柳下毅一郎の皆殺し映画通信

『柴公園』 映画が猫のものだと思ったら大間違いだ!ひさびさの犬プロイテーションがやってきた

公式サイトより

柴公園

監督 綾部真弥
脚本 永森裕二
撮影 伊藤麻樹
音楽 沢田ヒロユキ
出演 渋川清彦、大西信満、ドロンズ石本、桜井ユキ、水野勝、松本若菜、寺田農、山下真司、佐藤二朗

 

face 映画が猫のものだと思ったら大間違いだ! ありあまる猫プロイテーションに対抗すべく、犬派の反撃がはじまった! というわけでひさびさの犬プロイテーションがやってきた。元はローカル局発のバラエティドラマらしく、柴犬を愛でるおっさんたちが集まる公園こと「柴公園」(場所は芝公園だったりして!?と思ったら場所は品川区らしく、本当に芝公園にあるのかも)に集う三人のおっさんがだらだらと起伏のないトークをくっちゃべる。で、その映画化である。テレビの方は見ていないのだが、だいたいがこういう「何もないのがいい」的なバラエティを映画にすると無理やり起伏のあるストーリーをつけていろいろ台無しにしてしまう--いわゆる「混沌に目鼻をつける馬鹿」問題が発生するのだが、本作もその点例外ではなく……

 

 

柴犬「あたる」の飼い主である「あたるパパ」(渋川清彦)は大学で苔の研究をする四十代独身男性。苔には夢中だが人間にはまったく興味のない男、唯一の趣味は柴犬「あたる」の世話である。四十代苔研究者には似つかわしくないタワーマンション高層階の広い部屋に一人暮らしの「あたるパパ」、家にはドッグカメラFurbo を置き、通勤時間も研究の合間もスマホで犬の様子を見てはニタニタしている。ある日たまたまペットショップの店頭で出会った「あたる」に一目惚れしてマンションで飼いはじめたのだという。現在「むっちゃ変な人」である友人から預かっているという子犬も連れており、苦労しながら二匹散歩させている。この「むっちゃ変な人」という時点で嫌な予感がしていたのだが、演じるのが佐藤二朗。テレビ電話をかけてきてはクソ面白くもない会話を延々とつづける。
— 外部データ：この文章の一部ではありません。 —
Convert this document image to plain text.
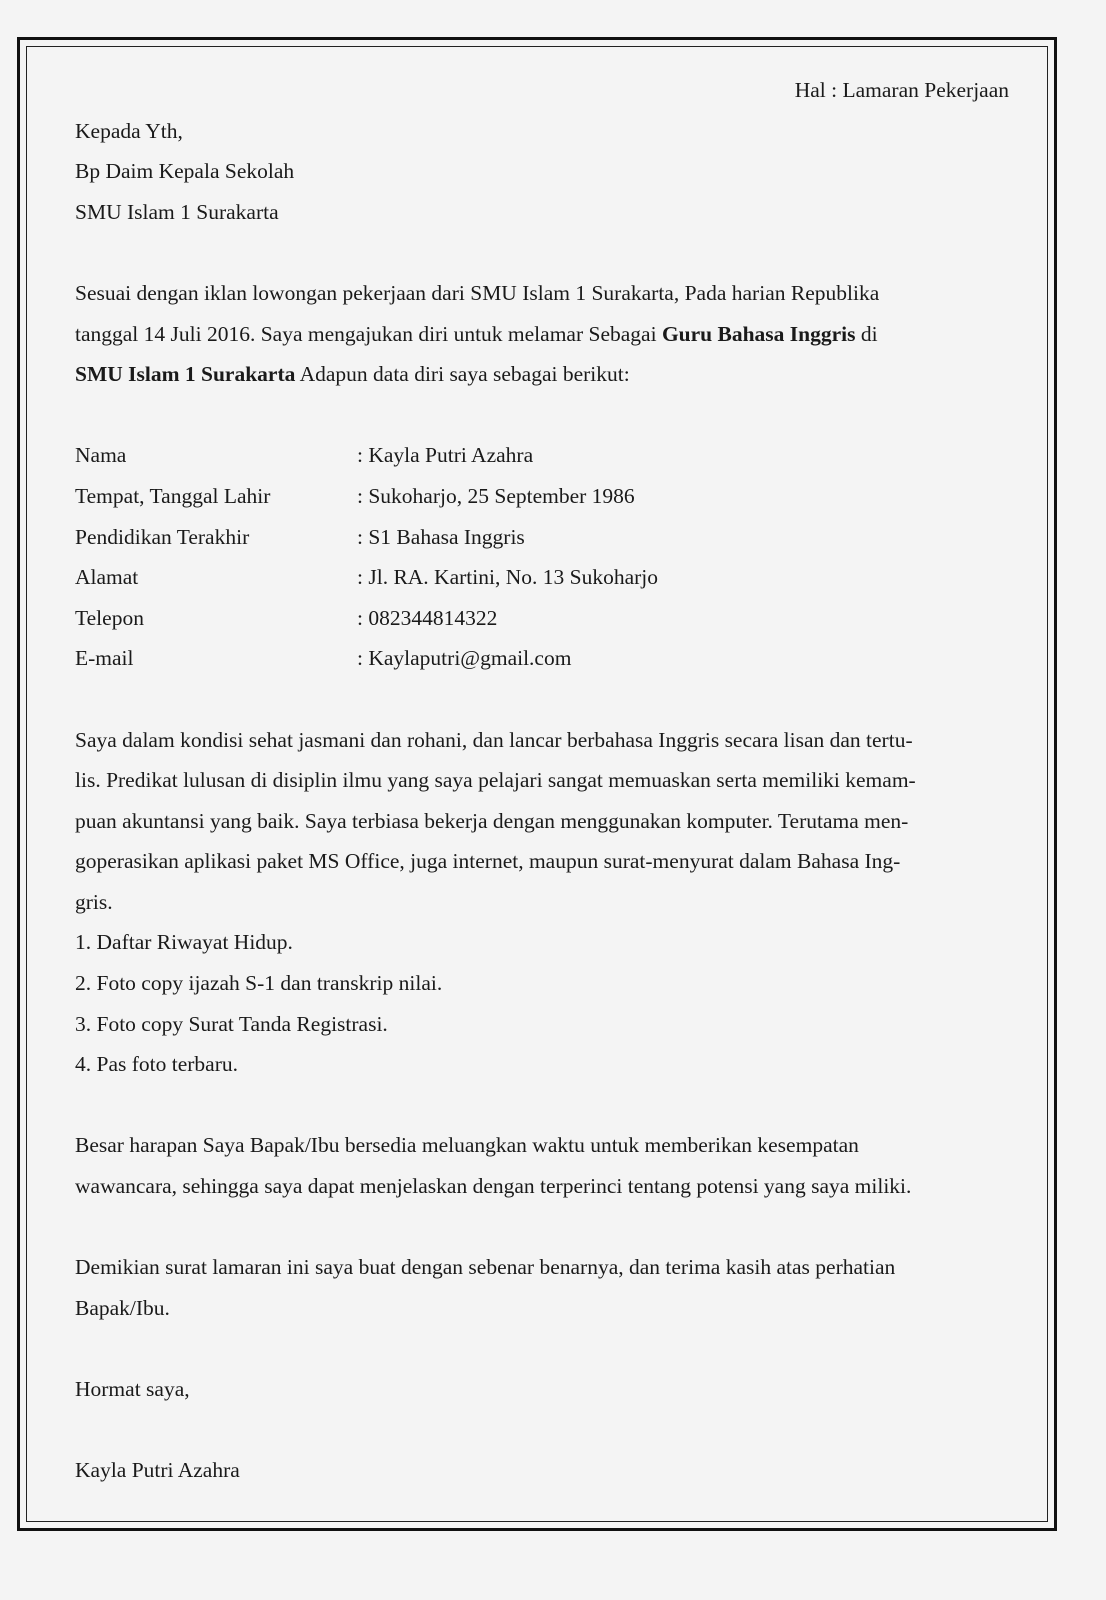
Hal : Lamaran Pekerjaan
Kepada Yth,
Bp Daim Kepala Sekolah
SMU Islam 1 Surakarta
Sesuai dengan iklan lowongan pekerjaan dari SMU Islam 1 Surakarta, Pada harian Republika
tanggal 14 Juli 2016. Saya mengajukan diri untuk melamar Sebagai Guru Bahasa Inggris di
SMU Islam 1 Surakarta Adapun data diri saya sebagai berikut:
Nama	: Kayla Putri Azahra
Tempat, Tanggal Lahir	: Sukoharjo, 25 September 1986
Pendidikan Terakhir	: S1 Bahasa Inggris
Alamat	: Jl. RA. Kartini, No. 13 Sukoharjo
Telepon	: 082344814322
E-mail	: Kaylaputri@gmail.com
Saya dalam kondisi sehat jasmani dan rohani, dan lancar berbahasa Inggris secara lisan dan tertu-
lis. Predikat lulusan di disiplin ilmu yang saya pelajari sangat memuaskan serta memiliki kemam-
puan akuntansi yang baik. Saya terbiasa bekerja dengan menggunakan komputer. Terutama men-
goperasikan aplikasi paket MS Office, juga internet, maupun surat-menyurat dalam Bahasa Ing-
gris.
1. Daftar Riwayat Hidup.
2. Foto copy ijazah S-1 dan transkrip nilai.
3. Foto copy Surat Tanda Registrasi.
4. Pas foto terbaru.
Besar harapan Saya Bapak/Ibu bersedia meluangkan waktu untuk memberikan kesempatan
wawancara, sehingga saya dapat menjelaskan dengan terperinci tentang potensi yang saya miliki.
Demikian surat lamaran ini saya buat dengan sebenar benarnya, dan terima kasih atas perhatian
Bapak/Ibu.
Hormat saya,
Kayla Putri Azahra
さて、そんな「あたるパパ」には、同じ柴犬オーナー仲間がいる。それが毎日公園で会うじっちゃんパパ(大西信満)とさちこパパ(ドロンズ石本)である。三人でベンチに座り、どうでもいい会話をかわすのが日課となっている。何度かくりかえされるこの場面なのだが、ベンチに横並びに座った三人が喋ってるのを撮るだけだと画面に動きがないと思ったのか、ほぼセリフごとに(あいづちまで含めて)カットを割っていく驚くほど目まぐるしい編集。さらには画面分割までして、落ち着かないことおびただしい。冒頭のこのシーン見ただけで、もうさっさと帰りたく……細かく映像をいじったからって、面白くもない会話が興味深くなるわけじゃないよ!